If it’s true that it causes people to feel despair, that’s tough. It’s still the truth. The universe doesn’t owe us condolence or consolation; it doesn’t owe us a nice warm feeling inside. If it’s true, it’s true, and you’d better live with it.

Emphasis, mine.  Don’t know about you, but I see arrogance in the words.  I’d quote Christopher Hitchens here if it more examples were needed.

It was about 400 years ago that there occured in Rome an historically momentus event – the Church, the “keeper of all truth” (and at the time, most knowledge), found it couldn’t contain within it’s walls one particular man with a particular idea and the means to prove it to be true.  The war between Galileo and the Catholic Church was less a war than a political power struggle, and it drew a bright line for all Europe to see between faith and reason, and between science and religion.
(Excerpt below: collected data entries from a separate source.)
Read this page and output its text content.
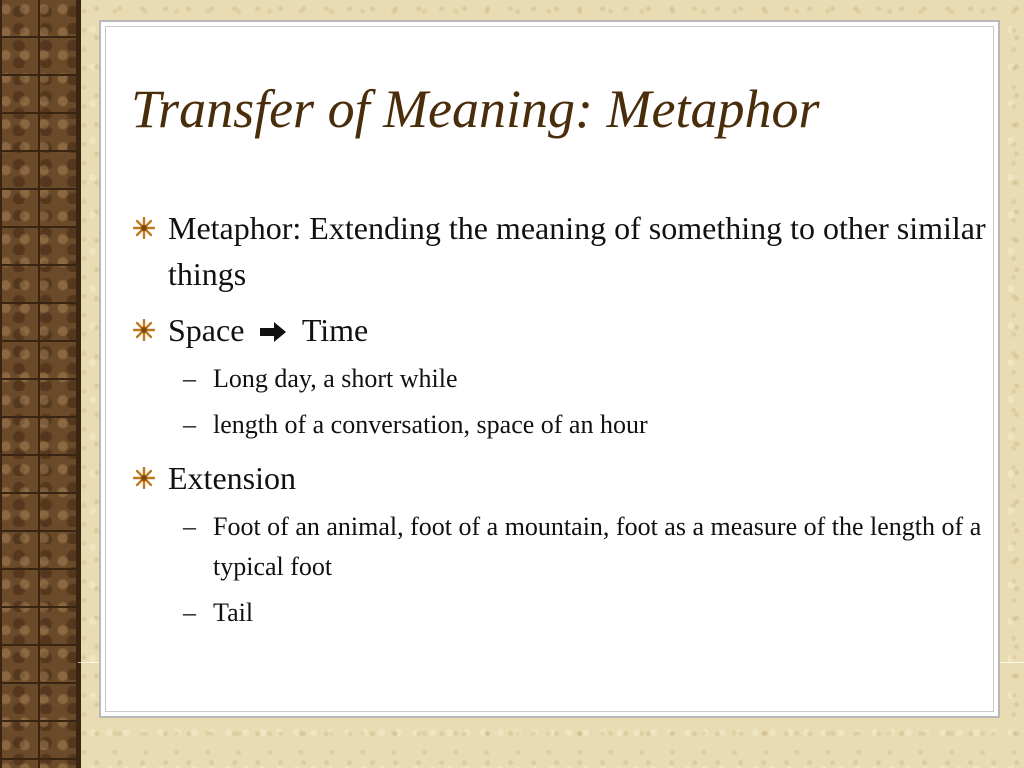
Transfer of Meaning: Metaphor
Metaphor: Extending the meaning of something to other similar things
Space Time
– Long day, a short while
– length of a conversation, space of an hour
Extension
– Foot of an animal, foot of a mountain, foot as a measure of the length of a typical foot
– Tail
It’s too bad that these were seen as opposites and in conflict, because it didn’t have to be that way, and I don’t think they should be seen that way.

So guess who is making overtures to the other side in this great debate?

Four hundred years after it put Galileo on trial for heresy the Vatican is to complete its rehabilitation of the great scientist by erecting a statue of him inside the Vatican walls. The planned statue is to stand in the Vatican gardens near the apartment in which Galileo was incarcerated while awaiting trial in 1633 for advocating heliocentrism, the Copernican doctrine that the Earth revolves around the Sun.

Nicola Cabibbo, head of the Pontifical Academy of Sciences and a nuclear physicist, said: “The Church wants to close the Galileo affair and reach a definitive understanding not only of his great legacy but also of the relationship between science and faith.”

You may not be aware that this rapprochement has been going on for awhile.  The main stream press isn’t covering it very well.

The Vatican’s repentance over its treatment of Galileo began in 1979, when John Paul II invited the Church to rethink the trial of Galileo.

And despite opposition, not from inside the Church, but from outside, it continues under Benedict XIV.

In January Pope Benedict XVI called off a visit to Sapienza University, Rome, after staff and students accused him of defending the Inquisition’s condemnation of Galileo. They cited a speech he made at La Sapienza in 1990, while still a cardinal, in which he quoted a description of the trial of Galileo as fair. The Vatican said that the Pope had been misquoted.

I guess they don’t think it’s all that important.